The case for expanding tax deferment: Employee attrition in startups remains high, estimated at over 40%. ESOPs are a key tool to counter this, offering employees wealth creation opportunities. However, given that 8-9 of every 10 startups fail, many ESOPs end up worthless. Employees also face the risk of paying perquisite tax on notional profits without actual gains.
Expanding the tax deferment policy to all DPIIT-recognized startups could enable smaller startups to compete with larger businesses for talent, creating a robust ecosystem that fuels entrepreneurship and economic growth. Concerns about tax avoidance appear unfounded, as ESOPs are non-cash perquisites with limited abuse potential, explains NASSCOM.
Moreover, ESOPs are predominantly offered by startups with scalable business models, not traditional businesses where wealth creation is slower. Expanding the policy is unlikely to lead to widespread misuse or excessive issuance of ESOPs.
Recommendations for expansion
To ensure the policy’s effectiveness while maintaining safeguards, NASSCOM recommends:

  1. Eligibility for all DPIIT-recognized startups: Separate the ESOP tax deferment eligibility from the tax holiday under Section 80-IAC of the Income Tax Act.
  2. Safeguards for eligibility: Adequate safeguards can be built in. ESOPs should be available only to Indian resident employees of DPIIT-registered startups. Uniform terms should apply to all employees receiving ESOPs.
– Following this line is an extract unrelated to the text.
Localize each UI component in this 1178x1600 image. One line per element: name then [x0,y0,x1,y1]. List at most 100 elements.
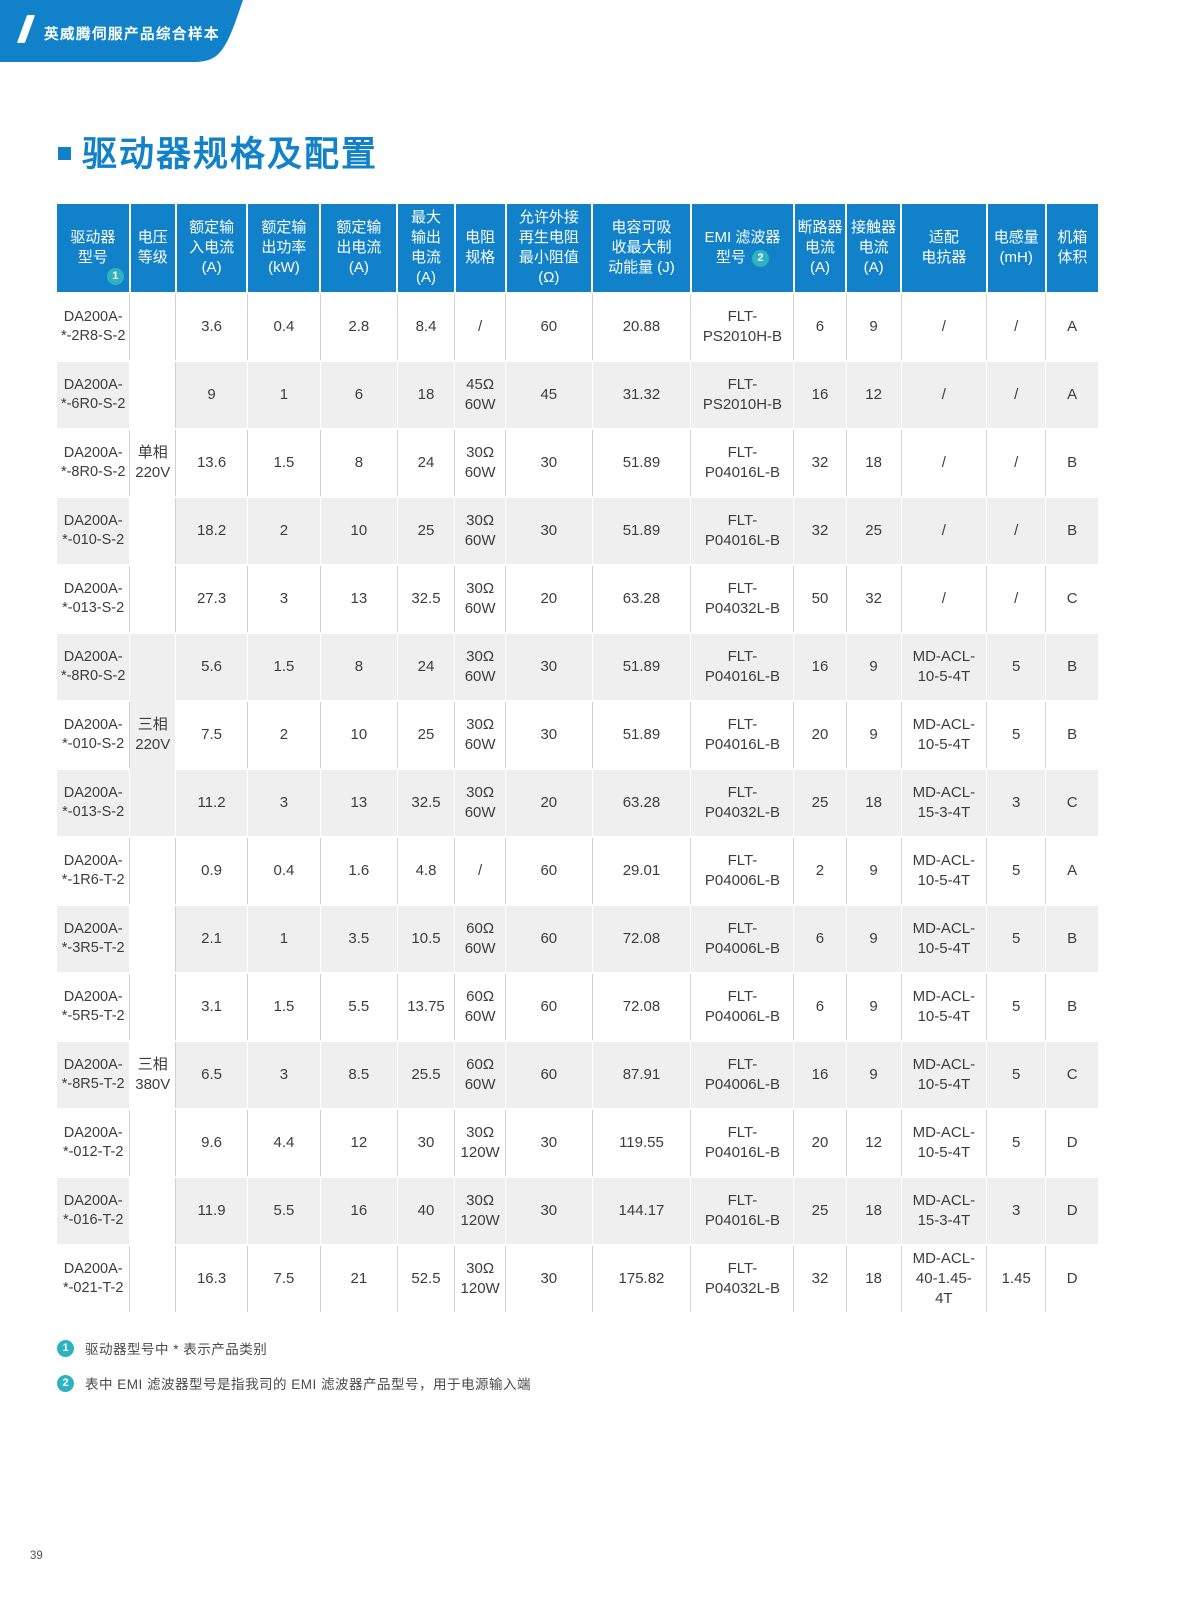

NASSCOM sums up by stating that a broader tax deferment regime for ESOPs can empower startups to attract top talent, reduce attrition, and focus on growth instead of administrative burdens. In turn, this would strengthen the overall startup ecosystem, driving innovation and economic progress.
Need for clarity on ESOP taxation for non-resident employees
Other issues also arise in relation to ESOPs which could be resolved in the coming

Budget 2025

.
According to Divya Baweja, tax partner at Deloitte-India, “Section 17(2) of the Income-tax (I-T) Act, provides for taxing stock award benefits as a perquisite in the hands of employees. However, the section lacks clarity regarding the taxation of stock awards in the case of Non-Resident employees who have rendered a part of services overseas during the grant period to vest. The principle that the benefit accrues over the vesting period is indicated based on court rulings and OECD guidelines.”
“However, in the absence of clear guidance, the claim of the taxpayers is denied at the assessment stage by the tax officer. While at the appellate level, claims are accepted, the taxpayers have to go through unnecessary hardship of litigation,” he adds.
Baweja suggests that clear guidelines stating rules for apportionment of this benefit based on the grant to vesting period should be provided. Further, only the place of rendering services should be considered for apportionment.
Allowability of ESOP expenditure to the employer
Bombay Chamber of Commerce and Industry (BCCI) in its pre-budget memorandum points out that present there is no express provision in the I-T Act about allowability of ESOP expenditure while computing taxable income.
SEBI guidelines prescribe method for charging of ESOP discount in the books of accounts of listed entities. Despite this, many times, in the absence of an express provision in the Act on allowability of ESOP expenditure as deduction while computing taxable income, tax authorities do not treat ESOP expense as deductible while computing the business income. This leads to litigation. There are Rulings from different courts / tribunals giving favourable views regarding allowability of ESOP expenditure. Since ESOP expenditure is employee compensation, the same should be allowed as revenue expenditure.
Recommendation for allowability of ESOP expenditure:

  • ESOP expenses debited to profit and loss account should be an allowable expense for deduction for computing the business income.
  • It is suggested that a specific provision be incorporated permitting ESOP expenditure to be allowed as revenue deduction in the computation of income. Such provision may also consider the quantum of expenditure to be allowed and timing of deduction for consistency across all types of companies.